For all those reasons and more, Lynn expressed supreme confidence in Rochell.
“Very confident in Isaac,” he said. “Isaac had a great camp. He’s grown like a weed. I told him it’s a hell of an opportunity for him. I believe he’ll step up and get the job done.”
Meanwhile, Defensive Coordinator Gus Bradley noted earlier in the week that Rochell had carved out a valuable role on defense even before Bosa went down.
“Isaac Rochell has done a nice job for us,” he said. “He got a lot of reps in the preseason and we're pretty high (with) where he is. Now, Ike was going to play anyway. So, I think that as a defense, we feel pretty strongly about the guys that we have in place.”

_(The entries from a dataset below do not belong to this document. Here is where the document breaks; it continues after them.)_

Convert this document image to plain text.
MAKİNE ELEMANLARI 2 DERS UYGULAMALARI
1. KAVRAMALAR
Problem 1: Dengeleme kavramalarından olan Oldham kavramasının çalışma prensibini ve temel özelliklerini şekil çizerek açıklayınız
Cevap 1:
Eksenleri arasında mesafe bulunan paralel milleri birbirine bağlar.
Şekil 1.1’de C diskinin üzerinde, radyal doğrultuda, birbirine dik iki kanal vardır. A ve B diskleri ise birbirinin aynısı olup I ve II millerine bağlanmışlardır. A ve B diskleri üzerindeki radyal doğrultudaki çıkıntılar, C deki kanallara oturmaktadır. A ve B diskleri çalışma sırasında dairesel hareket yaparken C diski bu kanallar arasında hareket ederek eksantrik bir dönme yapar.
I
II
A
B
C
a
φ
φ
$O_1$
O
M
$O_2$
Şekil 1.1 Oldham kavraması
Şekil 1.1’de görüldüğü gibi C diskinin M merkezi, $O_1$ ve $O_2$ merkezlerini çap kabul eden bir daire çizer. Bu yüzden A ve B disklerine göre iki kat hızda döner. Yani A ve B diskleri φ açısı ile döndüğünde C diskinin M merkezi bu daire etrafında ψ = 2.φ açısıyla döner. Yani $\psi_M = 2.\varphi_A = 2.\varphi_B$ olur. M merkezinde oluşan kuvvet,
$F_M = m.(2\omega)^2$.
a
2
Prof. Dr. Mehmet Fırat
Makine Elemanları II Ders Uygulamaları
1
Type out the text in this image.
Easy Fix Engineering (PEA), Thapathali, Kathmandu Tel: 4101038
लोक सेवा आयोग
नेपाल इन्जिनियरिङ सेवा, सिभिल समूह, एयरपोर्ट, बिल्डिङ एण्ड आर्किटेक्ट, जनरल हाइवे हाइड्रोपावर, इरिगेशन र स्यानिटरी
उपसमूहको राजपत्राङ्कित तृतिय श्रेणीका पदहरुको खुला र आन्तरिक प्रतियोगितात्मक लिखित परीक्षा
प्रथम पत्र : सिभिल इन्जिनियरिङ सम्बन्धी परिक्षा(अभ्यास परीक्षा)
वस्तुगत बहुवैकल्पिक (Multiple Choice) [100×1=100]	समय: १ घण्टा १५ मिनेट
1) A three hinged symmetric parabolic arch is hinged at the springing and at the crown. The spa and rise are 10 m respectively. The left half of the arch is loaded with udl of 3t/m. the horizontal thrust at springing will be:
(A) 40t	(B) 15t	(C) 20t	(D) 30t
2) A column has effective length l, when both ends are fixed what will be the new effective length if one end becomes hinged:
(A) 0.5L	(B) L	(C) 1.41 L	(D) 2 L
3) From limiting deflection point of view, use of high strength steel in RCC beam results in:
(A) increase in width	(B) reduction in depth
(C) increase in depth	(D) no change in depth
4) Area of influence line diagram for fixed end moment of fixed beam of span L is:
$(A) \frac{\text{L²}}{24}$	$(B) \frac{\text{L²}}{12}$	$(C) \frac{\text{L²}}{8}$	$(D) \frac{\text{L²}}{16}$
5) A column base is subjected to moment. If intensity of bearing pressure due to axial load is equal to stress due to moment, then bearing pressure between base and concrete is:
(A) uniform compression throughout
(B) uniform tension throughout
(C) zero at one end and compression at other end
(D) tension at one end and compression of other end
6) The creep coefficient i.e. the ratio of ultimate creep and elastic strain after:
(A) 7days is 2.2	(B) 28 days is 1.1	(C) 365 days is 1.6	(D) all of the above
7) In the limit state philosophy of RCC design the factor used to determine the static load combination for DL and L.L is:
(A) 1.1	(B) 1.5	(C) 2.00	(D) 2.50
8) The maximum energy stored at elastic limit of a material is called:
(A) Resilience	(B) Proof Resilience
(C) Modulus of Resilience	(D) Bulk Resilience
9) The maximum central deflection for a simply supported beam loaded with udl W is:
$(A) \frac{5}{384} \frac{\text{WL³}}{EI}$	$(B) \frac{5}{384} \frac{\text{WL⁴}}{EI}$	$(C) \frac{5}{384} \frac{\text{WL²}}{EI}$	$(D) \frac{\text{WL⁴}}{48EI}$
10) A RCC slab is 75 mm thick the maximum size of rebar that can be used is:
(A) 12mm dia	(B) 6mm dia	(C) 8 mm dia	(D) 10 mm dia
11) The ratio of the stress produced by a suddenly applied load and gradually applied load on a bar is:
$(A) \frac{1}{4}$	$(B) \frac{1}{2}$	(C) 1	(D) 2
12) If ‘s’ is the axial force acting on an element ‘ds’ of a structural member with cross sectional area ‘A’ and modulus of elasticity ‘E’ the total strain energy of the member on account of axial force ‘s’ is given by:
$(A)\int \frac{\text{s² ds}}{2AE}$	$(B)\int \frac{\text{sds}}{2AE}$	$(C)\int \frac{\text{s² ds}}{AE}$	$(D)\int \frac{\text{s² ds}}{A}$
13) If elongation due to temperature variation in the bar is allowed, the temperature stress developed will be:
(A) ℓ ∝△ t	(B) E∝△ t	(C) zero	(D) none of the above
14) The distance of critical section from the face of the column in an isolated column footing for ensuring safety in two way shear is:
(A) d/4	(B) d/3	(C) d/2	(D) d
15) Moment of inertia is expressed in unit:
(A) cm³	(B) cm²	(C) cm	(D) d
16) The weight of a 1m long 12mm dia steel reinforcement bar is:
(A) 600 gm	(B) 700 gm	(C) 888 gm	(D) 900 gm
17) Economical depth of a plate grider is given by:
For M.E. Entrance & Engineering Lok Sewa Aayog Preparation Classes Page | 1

Not that he needed any reassureance, but Rochell admitted after practice that it means a lot to him to have the backing and trust of his coaches.
“It always feels good to know your coaches have faith in you,” he said. “When stuff like this happens, you don’t want your coaches to feel like they’re now in survival mode. You want them to be like, ‘Alright, well the next guy’s in. We have confidence in him, let’s roll.’ They definitely do a good job of telling me that, which makes me feel good about my play. But the biggest thing is during the week (of) practice. Practicing well to prepare myself.”
The coaches aren’t the only one impressed by the strides Rochell has made in the past year. In fact, at the end of June’s minicamp both Bosa and Melvin Ingram went out of their way to praise their young teammates.
“I’ve always liked Isaac,” Bosa said at the time. “I think he’s a great guy and he has the potential to be a good rush end. The jump he made is kind of unexpected. Seeing him out here with his hands, the way he’s moving, it’s pretty unbelievable. He’s doing a really great job.”
“He’s definitely making plays,” added Ingram. “Ike’s always been good. We always knew he could do it. And he’s just showcasing his talent because he’s been making so many plays. He’s definitely going to be another piece to our rotation.”
Now it’s time to see that development play out when it counts most. And while Rochell knew he’d have an expanded role in 2018, he had no idea he’d end up being the starter for the season opener.
“I think the preparation, OTAs, training camp (and) going through all that, you kind of develop as your own player,” he explained. “So when you go out and play, you just kind of do what you normally do. Again, the preseason starts definitely gave me the confidence of who I am as a player and let me develop myself as a ‘starter.’ I think the biggest thing for me was the preseason games. I knew I was going to be playing more so I guess it’s just a title, not necessarily this huge new thing. But it is different, it is cool. I just have to do what I have to do and we all have to do our jobs.”